İnsanoğlu düşünmeye başladığı dönemden beri şu sorulardan kendisini kurtaramadı:
Evreni yerküremizi ve diğer bütün canlı-cansız varlıkları yaratan var mı? Varsa nedir nasıldır kimdir?
İnsan ruhunun dinginliği veya tedirginliği onun iyi veya kötü oluşu kimin elindedir?
Zaman ve mekâna zorunlu olan madde ve ruhsal yönümüz; teoloji ve ateizm; genetik ve kuantum... Kısacası bilimsel ve dinsel hiçbir şey yukarıdaki sorulara iki artı ikinin dört ettiği gibi yanıt veremez!
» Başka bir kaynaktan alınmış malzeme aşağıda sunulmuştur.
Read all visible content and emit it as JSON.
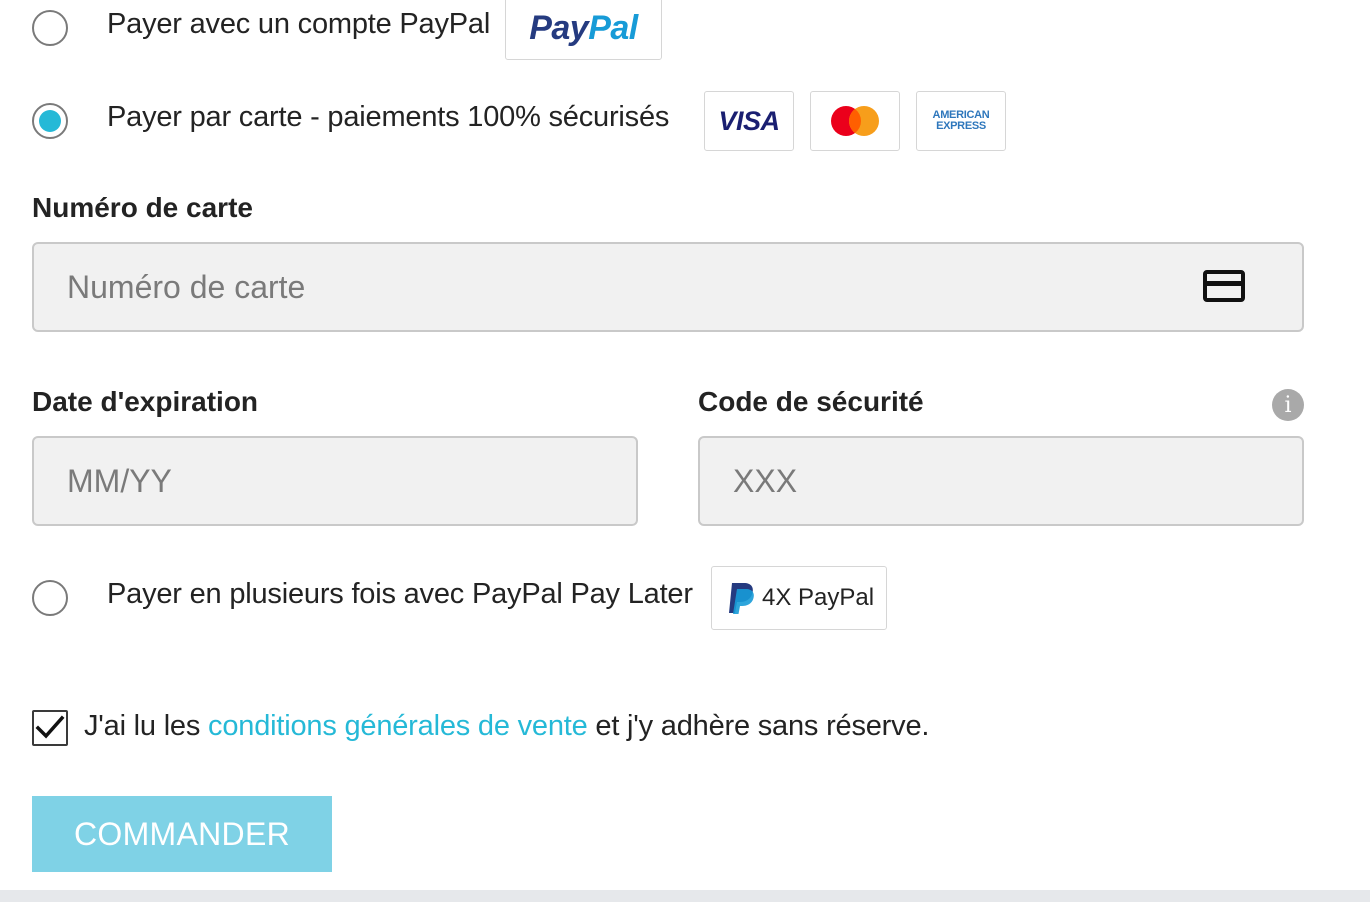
{
  "payment_options": [
    {
      "label": "Payer avec un compte PayPal",
      "selected": false
    },
    {
      "label": "Payer par carte - paiements 100% sécurisés",
      "selected": true
    },
    {
      "label": "Payer en plusieurs fois avec PayPal Pay Later",
      "selected": false
    }
  ],
  "logos": {
    "paypal_pay": "Pay",
    "paypal_pal": "Pal",
    "visa": "VISA",
    "amex_line1": "AMERICAN",
    "amex_line2": "EXPRESS",
    "paylater": "4X PayPal"
  },
  "card_form": {
    "card_number_label": "Numéro de carte",
    "card_number_placeholder": "Numéro de carte",
    "card_number_value": "",
    "expiry_label": "Date d'expiration",
    "expiry_placeholder": "MM/YY",
    "expiry_value": "",
    "cvv_label": "Code de sécurité",
    "cvv_placeholder": "XXX",
    "cvv_value": "",
    "info_symbol": "i"
  },
  "terms": {
    "checked": true,
    "prefix": "J'ai lu les ",
    "link": "conditions générales de vente",
    "suffix": " et j'y adhère sans réserve."
  },
  "submit_label": "COMMANDER",
  "colors": {
    "accent": "#25b9d7",
    "button_bg": "#7fd2e6",
    "paypal_dark": "#253b80",
    "paypal_light": "#179bd7",
    "visa_blue": "#1a1f71",
    "mastercard_red": "#eb001b",
    "mastercard_orange": "#f79e1b",
    "amex_blue": "#2e77bc"
  }
}
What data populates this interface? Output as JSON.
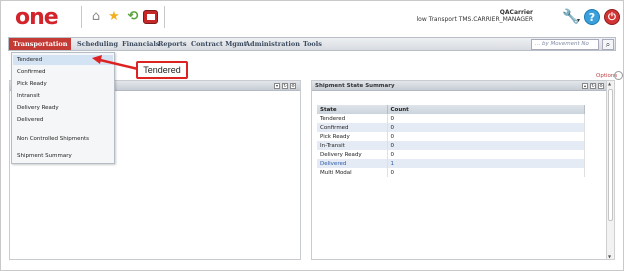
{
  "header": {
    "logo_text": "one",
    "user_name": "QACarrier",
    "user_role": "low Transport TMS.CARRIER_MANAGER"
  },
  "icons": {
    "home": "home-icon",
    "favorites": "star-icon",
    "refresh": "refresh-icon",
    "report": "report-icon",
    "settings": "wrench-icon",
    "help": "help-icon",
    "logout": "power-icon"
  },
  "nav": {
    "items": [
      "Transportation",
      "Scheduling",
      "Financials",
      "Reports",
      "Contract Mgmt",
      "Administration",
      "Tools"
    ],
    "active_color": "#c33b34",
    "search_placeholder": "... by Movement No"
  },
  "dropdown": {
    "items": [
      "Tendered",
      "Confirmed",
      "Pick Ready",
      "Intransit",
      "Delivery Ready",
      "Delivered",
      "Non Controlled Shipments",
      "Shipment Summary"
    ],
    "highlighted": "Tendered"
  },
  "callout": {
    "text": "Tendered",
    "color": "#dd2222"
  },
  "options_label": "Options",
  "summary": {
    "title": "Shipment State Summary",
    "columns": [
      "State",
      "Count"
    ],
    "rows": [
      {
        "state": "Tendered",
        "count": "0"
      },
      {
        "state": "Confirmed",
        "count": "0"
      },
      {
        "state": "Pick Ready",
        "count": "0"
      },
      {
        "state": "In-Transit",
        "count": "0"
      },
      {
        "state": "Delivery Ready",
        "count": "0"
      },
      {
        "state": "Delivered",
        "count": "1"
      },
      {
        "state": "Multi Modal",
        "count": "0"
      }
    ]
  }
}
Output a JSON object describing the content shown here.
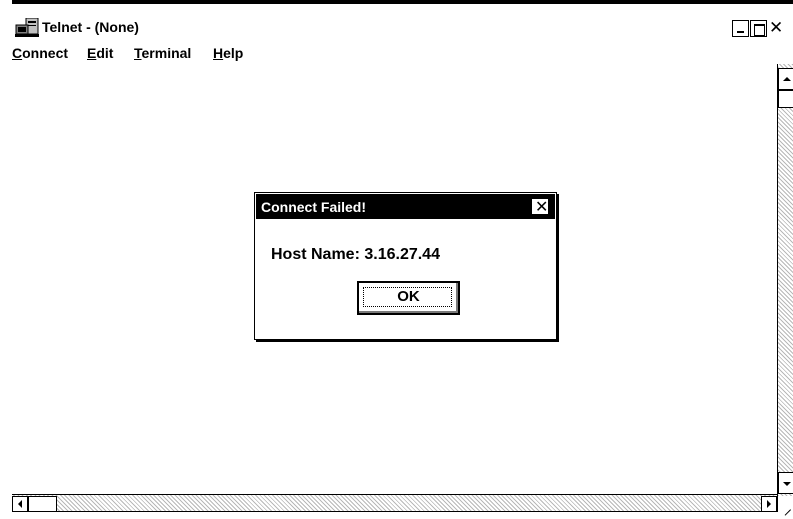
{
  "window": {
    "title": "Telnet - (None)",
    "icon": "telnet-computer-icon",
    "controls": {
      "minimize": "minimize-icon",
      "maximize": "maximize-icon",
      "close": "close-icon"
    }
  },
  "menu": {
    "items": [
      {
        "label": "Connect",
        "underline": "C"
      },
      {
        "label": "Edit",
        "underline": "E"
      },
      {
        "label": "Terminal",
        "underline": "T"
      },
      {
        "label": "Help",
        "underline": "H"
      }
    ]
  },
  "dialog": {
    "title": "Connect Failed!",
    "message": "Host Name: 3.16.27.44",
    "ok_label": "OK",
    "close_icon": "close-icon"
  },
  "scrollbars": {
    "vertical": {
      "up": "arrow-up-icon",
      "down": "arrow-down-icon"
    },
    "horizontal": {
      "left": "arrow-left-icon",
      "right": "arrow-right-icon"
    }
  },
  "colors": {
    "background": "#ffffff",
    "foreground": "#000000",
    "dialog_title_bg": "#000000"
  }
}
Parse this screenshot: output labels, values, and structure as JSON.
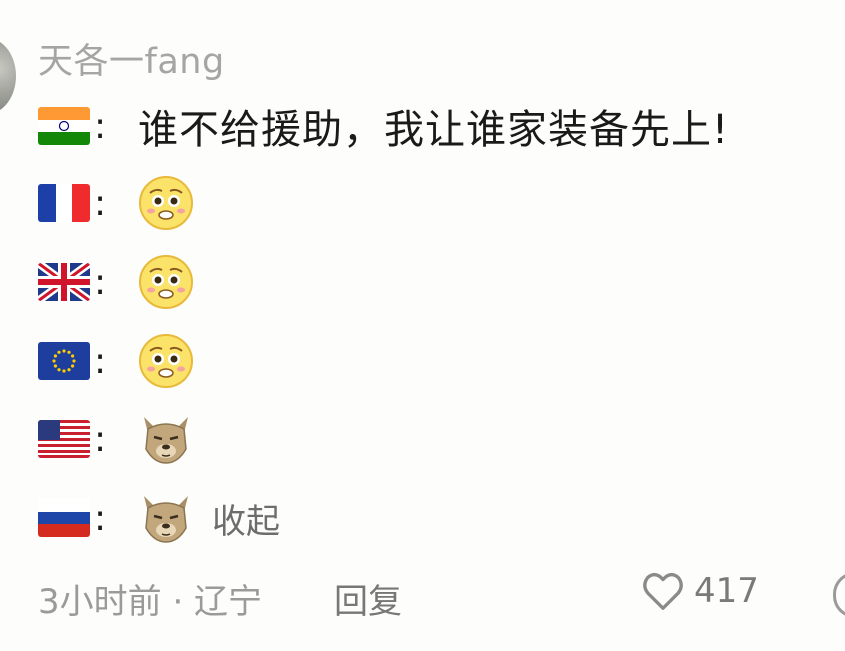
{
  "comment": {
    "username": "天各一fang",
    "lines": [
      {
        "flag_icon": "india-flag-icon",
        "text": "谁不给援助，我让谁家装备先上!"
      },
      {
        "flag_icon": "france-flag-icon",
        "emoji_icon": "pleading-face-icon"
      },
      {
        "flag_icon": "uk-flag-icon",
        "emoji_icon": "pleading-face-icon"
      },
      {
        "flag_icon": "eu-flag-icon",
        "emoji_icon": "pleading-face-icon"
      },
      {
        "flag_icon": "usa-flag-icon",
        "emoji_icon": "dog-face-icon"
      },
      {
        "flag_icon": "russia-flag-icon",
        "emoji_icon": "dog-face-icon"
      }
    ],
    "colon": ":",
    "collapse_label": "收起",
    "meta": "3小时前 · 辽宁",
    "reply_label": "回复",
    "like_count": "417"
  },
  "colors": {
    "background": "#fdfdfb",
    "muted_text": "#a5a5a5"
  }
}
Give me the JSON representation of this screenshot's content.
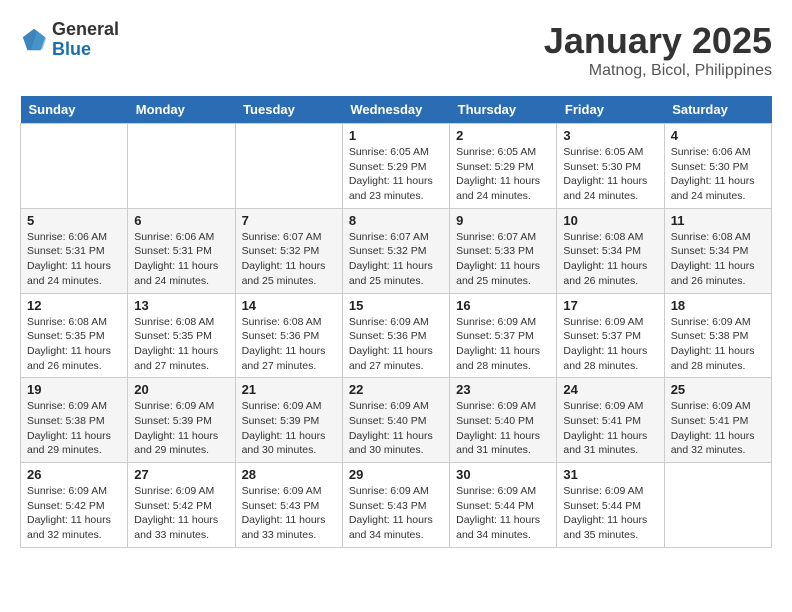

Çünkü bu olguların diyalektiğinden elde edilen her şey sonuçtur ve hepsi insanın ruhsal dünyasına hizmet etmek içindir. Bu yüzden insan doğa yasaları çerçevesinde neden de sonuç da olamaz! Bu bağlamda kendi iç değerlerine yönelen insan mutluluğunun veya sefaletinin kendisinden bağımsız olmadığını düşünsel olgunluğu düzeyinde keşfeder.
"Sen Koy Adını" bu keşfin yolculuğudur.